Dabei soll die Grammatik der Kinder soll verbessert, sowie der Wortschatz der Kinder erweitert werden. Ziel ist es, die Kinder in ihrer positiven Haltung zum Entwicklungsbereich „Sprache“ zu fördern, um eine hohe Motivation und Sprachfreude im Alltag zu stärken und zu erreichen. Die Kinder sollen Sprache als Ausdrucksmittel ihrer Persönlichkeit, wie auch als Werkzeug, sich mitzuteilen und auszudrücken, erfahren.

Ein weiterer wichtiger Grund für unsere Zielsetzung ist es, den Kindern ein besseres sprachliches Verständnis als Basis für alle folgenden breit gefächerten Lernprozesse (z.B. Schuleintritt) zu vermitteln.

 

Diese Erfahrungen ermöglicht die Kindertagesstätte durch:

  • Spiele und Aktivitäten in Kleingruppen, um gesondert auf die Kinder eingehen zu können
  • dass Schaffen von Kommunikationssituationen (Gespräch in kleinen Gruppen, Kinderkonferenzen
  • und Erzählrunden fördern die Sensibilität, stärken das Selbstbewusstsein und unterstützen die Ausdrucksfähigkeit)
  • eine anregende Umgebung (Medien, Bücher, Fotos, wecken Neugierde und regen zum Fragen und zu Diskussionen an)
  • die Unterstützung selbstinitierter Lernprozesse: Aufmerksames Beobachten bietet Gelegenheit zu entdecken, was Kinder interessiert um darauf einzugehen

 

Zur fachgerechten Unterstützung haben wir eine zusätzliche Fachkraft, die am Sprachförderprogramm des Landes Rheinland- Pfalz teilnimmt. Die Sprachförderung findet zusätzlich in Kleingruppen oder in Einzelförderung nachmittags von 13.15- 16.00 Uhr statt.

Integration und Inklusion in unserer Einrichtung

bunte Sitzkissen

 

Integration von Kindern mit Migrationshintergrund

Zurzeit liegt der Anteil von Kindern mit Migrationshintergrund in unserer Einrichtung bei circa 25 %.

Aus diesem Grund sind in unserer Einrichtung zusätzlich zum Gruppenpersonal zwei interkulturelle Fachkräfte für Kinder mit Migrationshintergrund beschäftigt. Diese Erzieherinnen arbeiten gruppenübergreifend und fördern unter anderem die Deutschkenntnisse der Kinder. Dabei werden die Kinder in Kleingruppen spielerisch mit verschiedenen Methoden und Materialien an die Verbesserung ihrer Sprachkompetenzen herangeführt. Zudem verbindet die interkulturelle Arbeit kulturspezifische Merkmale der verschiedenen Familien und Länder miteinander. Die Arbeitseinheiten orientieren sich an den Bedürfnissen der Kinder. Bei Bedarf werden auch Einzelförderungen durchgeführt.

 

Die interkulturelle Fachkraft nimmt vierteljährlich an Arbeitsgemeinschaften des Caritasverbandes teil, um ihre Fachkompetenzen zu erweitern und aktuelle Informationen auszutauschen.

 

Integration von Kindern mit Entwicklungsverzögerungen und Behinderungen

Grundsätzlich nehmen wir in unserer Einrichtung Kinder mit Entwicklungsverzögerungen und Behinderungen auf, sofern es für uns möglich und für die Kinder förderlich ist.

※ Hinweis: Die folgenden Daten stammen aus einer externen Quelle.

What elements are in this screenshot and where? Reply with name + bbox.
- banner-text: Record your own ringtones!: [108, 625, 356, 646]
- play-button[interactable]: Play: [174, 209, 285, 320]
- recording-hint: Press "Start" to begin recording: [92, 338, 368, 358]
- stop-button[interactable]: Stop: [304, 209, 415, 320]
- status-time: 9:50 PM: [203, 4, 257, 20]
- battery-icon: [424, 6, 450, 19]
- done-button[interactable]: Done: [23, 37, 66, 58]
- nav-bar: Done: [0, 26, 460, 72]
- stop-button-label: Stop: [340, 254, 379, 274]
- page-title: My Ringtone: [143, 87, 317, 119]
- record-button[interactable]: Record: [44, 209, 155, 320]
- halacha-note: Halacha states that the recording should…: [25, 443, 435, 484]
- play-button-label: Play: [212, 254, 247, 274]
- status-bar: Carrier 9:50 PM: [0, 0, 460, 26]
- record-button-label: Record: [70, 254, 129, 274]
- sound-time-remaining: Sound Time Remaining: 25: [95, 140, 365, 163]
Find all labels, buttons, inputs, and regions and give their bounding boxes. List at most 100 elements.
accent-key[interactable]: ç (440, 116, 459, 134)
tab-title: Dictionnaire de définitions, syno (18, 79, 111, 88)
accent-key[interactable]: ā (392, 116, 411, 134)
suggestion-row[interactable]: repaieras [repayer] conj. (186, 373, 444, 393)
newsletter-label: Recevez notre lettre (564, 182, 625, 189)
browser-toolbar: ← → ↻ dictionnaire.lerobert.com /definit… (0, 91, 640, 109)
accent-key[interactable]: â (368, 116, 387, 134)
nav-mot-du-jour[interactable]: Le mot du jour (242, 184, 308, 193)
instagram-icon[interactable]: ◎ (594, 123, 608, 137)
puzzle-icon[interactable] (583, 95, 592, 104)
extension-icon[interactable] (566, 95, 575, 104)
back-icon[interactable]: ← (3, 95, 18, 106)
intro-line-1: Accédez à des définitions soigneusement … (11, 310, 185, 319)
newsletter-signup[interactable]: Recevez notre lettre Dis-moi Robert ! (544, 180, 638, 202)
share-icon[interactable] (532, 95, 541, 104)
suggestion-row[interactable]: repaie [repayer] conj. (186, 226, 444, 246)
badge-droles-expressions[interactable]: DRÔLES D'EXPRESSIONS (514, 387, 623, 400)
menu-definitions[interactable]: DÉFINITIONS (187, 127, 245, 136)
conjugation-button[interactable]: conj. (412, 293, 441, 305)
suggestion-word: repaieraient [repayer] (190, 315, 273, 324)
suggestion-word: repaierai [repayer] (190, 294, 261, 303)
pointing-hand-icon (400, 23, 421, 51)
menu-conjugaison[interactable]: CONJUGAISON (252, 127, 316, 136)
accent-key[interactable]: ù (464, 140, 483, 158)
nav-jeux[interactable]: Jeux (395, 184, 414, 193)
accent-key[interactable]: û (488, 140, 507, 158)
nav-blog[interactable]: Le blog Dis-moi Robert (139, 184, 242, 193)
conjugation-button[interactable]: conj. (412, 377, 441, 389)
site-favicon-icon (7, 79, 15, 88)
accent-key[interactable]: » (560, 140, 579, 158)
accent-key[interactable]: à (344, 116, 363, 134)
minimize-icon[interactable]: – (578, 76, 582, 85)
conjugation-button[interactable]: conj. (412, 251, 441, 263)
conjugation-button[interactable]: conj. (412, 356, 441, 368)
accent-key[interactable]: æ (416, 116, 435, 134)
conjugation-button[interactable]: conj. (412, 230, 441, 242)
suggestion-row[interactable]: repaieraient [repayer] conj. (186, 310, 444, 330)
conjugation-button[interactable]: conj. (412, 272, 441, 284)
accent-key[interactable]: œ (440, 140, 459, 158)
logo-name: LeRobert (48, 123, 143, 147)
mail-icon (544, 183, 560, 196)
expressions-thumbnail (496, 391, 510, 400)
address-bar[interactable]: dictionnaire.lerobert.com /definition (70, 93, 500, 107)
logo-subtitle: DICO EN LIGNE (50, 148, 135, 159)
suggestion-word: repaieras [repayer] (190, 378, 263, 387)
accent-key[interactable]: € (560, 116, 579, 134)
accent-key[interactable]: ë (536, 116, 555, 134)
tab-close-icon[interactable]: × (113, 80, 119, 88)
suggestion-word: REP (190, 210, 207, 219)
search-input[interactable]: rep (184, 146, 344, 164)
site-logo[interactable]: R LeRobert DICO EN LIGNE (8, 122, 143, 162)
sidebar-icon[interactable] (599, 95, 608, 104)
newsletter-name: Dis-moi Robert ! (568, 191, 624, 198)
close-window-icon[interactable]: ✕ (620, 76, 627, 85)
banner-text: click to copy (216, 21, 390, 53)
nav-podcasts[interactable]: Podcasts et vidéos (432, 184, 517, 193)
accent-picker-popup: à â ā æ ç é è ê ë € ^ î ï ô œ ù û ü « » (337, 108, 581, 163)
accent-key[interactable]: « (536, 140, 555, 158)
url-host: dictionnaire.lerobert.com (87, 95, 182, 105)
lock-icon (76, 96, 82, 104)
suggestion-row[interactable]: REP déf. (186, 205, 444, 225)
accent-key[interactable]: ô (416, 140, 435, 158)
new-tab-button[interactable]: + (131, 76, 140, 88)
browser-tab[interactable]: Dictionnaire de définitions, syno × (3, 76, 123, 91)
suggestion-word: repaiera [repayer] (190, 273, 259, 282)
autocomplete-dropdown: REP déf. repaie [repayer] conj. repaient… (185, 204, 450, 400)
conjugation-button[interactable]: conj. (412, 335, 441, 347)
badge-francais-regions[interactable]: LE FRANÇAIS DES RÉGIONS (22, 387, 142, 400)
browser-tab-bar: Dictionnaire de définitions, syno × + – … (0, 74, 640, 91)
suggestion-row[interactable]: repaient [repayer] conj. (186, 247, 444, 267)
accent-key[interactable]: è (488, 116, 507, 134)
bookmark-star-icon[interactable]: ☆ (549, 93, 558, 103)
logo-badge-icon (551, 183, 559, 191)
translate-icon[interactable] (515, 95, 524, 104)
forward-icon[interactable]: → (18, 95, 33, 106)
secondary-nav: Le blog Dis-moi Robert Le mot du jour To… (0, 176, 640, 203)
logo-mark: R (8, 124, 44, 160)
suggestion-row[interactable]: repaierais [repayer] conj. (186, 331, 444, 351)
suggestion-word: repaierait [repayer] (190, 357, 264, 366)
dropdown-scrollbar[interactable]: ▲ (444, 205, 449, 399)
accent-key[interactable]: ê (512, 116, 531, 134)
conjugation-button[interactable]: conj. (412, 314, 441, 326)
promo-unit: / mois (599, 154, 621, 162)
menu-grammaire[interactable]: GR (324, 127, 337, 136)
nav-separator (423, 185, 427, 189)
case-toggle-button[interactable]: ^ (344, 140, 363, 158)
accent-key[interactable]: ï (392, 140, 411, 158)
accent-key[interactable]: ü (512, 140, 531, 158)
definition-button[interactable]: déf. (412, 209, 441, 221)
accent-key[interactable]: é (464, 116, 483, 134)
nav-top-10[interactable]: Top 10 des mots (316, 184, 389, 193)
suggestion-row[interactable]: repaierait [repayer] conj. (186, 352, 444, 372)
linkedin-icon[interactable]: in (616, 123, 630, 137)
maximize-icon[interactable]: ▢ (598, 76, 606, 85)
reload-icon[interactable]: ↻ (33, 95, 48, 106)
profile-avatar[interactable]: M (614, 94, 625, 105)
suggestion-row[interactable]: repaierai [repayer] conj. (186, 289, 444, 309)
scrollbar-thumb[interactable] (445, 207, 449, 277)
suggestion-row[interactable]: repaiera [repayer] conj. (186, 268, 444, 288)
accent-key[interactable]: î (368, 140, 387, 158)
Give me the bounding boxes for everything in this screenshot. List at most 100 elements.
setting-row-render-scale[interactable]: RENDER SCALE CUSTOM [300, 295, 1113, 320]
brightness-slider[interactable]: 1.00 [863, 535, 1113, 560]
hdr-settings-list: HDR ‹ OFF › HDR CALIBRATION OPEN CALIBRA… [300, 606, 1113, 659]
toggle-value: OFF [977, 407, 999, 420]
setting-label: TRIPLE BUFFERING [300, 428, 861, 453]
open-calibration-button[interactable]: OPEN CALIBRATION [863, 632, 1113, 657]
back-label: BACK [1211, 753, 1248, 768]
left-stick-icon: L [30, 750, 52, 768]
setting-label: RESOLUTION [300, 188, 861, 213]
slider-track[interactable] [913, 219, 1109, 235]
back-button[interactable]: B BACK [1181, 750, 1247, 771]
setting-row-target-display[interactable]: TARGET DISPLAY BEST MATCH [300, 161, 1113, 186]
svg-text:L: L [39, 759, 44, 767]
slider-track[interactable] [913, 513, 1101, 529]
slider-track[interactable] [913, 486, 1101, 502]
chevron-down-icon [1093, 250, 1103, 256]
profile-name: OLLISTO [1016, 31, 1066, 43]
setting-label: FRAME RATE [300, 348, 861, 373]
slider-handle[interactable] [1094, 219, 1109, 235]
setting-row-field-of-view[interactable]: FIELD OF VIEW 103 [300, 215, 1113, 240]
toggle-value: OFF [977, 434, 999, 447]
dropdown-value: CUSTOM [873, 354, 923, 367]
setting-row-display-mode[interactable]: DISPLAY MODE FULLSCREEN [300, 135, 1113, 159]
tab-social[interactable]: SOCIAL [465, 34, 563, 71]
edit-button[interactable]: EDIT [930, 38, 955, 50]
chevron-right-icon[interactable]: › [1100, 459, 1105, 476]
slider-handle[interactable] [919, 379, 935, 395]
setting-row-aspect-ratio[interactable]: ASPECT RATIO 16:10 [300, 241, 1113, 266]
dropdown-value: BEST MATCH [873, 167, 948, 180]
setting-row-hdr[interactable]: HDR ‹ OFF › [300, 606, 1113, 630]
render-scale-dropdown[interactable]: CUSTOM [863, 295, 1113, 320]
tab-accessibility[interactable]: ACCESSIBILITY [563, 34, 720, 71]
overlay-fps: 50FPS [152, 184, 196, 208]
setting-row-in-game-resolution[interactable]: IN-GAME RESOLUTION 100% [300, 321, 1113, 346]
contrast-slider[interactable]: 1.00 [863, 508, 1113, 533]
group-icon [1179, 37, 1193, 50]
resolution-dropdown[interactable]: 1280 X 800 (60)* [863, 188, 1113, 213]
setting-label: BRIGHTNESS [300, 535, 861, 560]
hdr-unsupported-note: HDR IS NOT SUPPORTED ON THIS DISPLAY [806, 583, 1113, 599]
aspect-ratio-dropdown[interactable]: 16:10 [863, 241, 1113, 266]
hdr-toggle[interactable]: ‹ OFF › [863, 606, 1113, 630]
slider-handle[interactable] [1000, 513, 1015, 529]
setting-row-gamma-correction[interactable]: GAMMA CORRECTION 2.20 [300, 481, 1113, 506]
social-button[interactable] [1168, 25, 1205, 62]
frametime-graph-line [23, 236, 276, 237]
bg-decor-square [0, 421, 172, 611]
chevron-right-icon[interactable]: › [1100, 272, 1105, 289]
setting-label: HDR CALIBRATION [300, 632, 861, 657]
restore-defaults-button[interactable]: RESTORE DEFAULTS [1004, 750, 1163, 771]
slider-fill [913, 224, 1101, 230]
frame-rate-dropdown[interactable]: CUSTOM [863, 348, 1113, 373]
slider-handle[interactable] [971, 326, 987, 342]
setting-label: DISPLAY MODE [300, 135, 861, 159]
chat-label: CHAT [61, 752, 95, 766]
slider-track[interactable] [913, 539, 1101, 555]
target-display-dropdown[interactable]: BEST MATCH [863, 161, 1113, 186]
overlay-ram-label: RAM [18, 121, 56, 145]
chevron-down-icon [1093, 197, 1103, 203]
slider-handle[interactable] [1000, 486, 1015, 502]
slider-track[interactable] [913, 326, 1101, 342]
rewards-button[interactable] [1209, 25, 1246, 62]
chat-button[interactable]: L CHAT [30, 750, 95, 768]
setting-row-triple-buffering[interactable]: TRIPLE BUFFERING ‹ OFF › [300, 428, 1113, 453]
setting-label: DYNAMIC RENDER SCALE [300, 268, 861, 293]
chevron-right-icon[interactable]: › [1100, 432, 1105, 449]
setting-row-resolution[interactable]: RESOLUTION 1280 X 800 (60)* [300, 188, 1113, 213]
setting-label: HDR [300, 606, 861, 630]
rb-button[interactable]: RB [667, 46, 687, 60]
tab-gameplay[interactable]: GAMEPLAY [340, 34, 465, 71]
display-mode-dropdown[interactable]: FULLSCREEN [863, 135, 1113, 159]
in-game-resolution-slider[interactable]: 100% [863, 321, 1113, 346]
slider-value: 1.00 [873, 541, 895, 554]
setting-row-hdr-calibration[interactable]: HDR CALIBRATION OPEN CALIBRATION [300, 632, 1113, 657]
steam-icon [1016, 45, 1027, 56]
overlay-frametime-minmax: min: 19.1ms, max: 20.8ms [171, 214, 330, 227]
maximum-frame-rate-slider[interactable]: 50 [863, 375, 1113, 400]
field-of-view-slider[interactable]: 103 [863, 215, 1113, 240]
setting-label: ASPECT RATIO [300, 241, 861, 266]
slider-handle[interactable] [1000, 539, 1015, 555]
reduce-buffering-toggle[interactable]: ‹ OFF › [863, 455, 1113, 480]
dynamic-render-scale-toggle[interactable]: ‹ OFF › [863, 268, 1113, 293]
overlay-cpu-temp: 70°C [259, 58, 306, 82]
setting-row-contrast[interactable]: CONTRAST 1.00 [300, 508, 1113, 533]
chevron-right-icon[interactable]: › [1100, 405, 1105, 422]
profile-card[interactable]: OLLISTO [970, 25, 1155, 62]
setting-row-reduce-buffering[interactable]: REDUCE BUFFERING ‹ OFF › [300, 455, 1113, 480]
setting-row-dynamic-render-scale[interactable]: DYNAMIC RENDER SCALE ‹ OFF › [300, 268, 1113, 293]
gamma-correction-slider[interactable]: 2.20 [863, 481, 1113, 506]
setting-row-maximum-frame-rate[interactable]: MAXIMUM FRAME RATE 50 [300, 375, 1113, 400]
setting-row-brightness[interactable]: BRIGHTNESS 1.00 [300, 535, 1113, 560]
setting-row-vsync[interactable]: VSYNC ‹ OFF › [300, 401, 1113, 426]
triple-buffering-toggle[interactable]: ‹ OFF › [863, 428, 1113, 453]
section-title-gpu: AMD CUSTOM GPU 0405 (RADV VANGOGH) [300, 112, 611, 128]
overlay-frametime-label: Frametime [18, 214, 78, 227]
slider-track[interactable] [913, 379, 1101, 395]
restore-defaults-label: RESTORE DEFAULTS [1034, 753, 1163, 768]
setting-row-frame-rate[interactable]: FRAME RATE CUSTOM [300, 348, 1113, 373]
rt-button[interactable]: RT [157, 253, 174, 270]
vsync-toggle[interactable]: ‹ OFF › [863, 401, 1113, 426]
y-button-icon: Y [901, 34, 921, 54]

Ist dies der Fall, so wird eine Erzieherin als Integrationshilfe für diese Kinder beschäftigt.

Die wöchentliche Arbeitszeit richtet sich nach dem Grad der Einschränkung der Kinder und wird vom Jugendamt festgelegt Die Kinder werden sowohl innerhalb des Gruppenalltags als auch einzeln gefördert. Auch hier orientieren sich die Arbeitseinheiten an den Bedürfnissen der Kinder.

Immer mehr werden mit der Integrationsarbeit auch Schlagwörter wie Inklusion -Exklusion verwendet.

Das Wort Exklusion bedeutet den Verlust an sozialen und politischen Teilhabechancen von einzelnen Personen oder Familien. Diese Ausgrenzung findet in unserer Einrichtung keinen Anklang, da wir die bewusste und gewünschte Teilnahme aller sich hier befindenden Personen erreichen wollen, mit dem Ziel, alle Kinder und Familien in die Gesellschaft zu integrieren.

Hier sollen alle Menschen, besonders die Kinder, in Ihrer Individualität angenommen, gefördert und unterstützt werden. Unser Bestreben bezieht sich auf sämtliche Lebensbereiche wie Sprachförderung, Eingliederung in die Gesellschaft, Hilfe bei Behörden- und Schulbesuchen. Bei Sprachbarrieren bemühen wir uns um Dolmetscher zum Übersetzen.

Ziel ist es, alle Nationen und Religionen unter einem Dach, in gegenseitigem Respekt und Verständnis füreinander zu vereinen.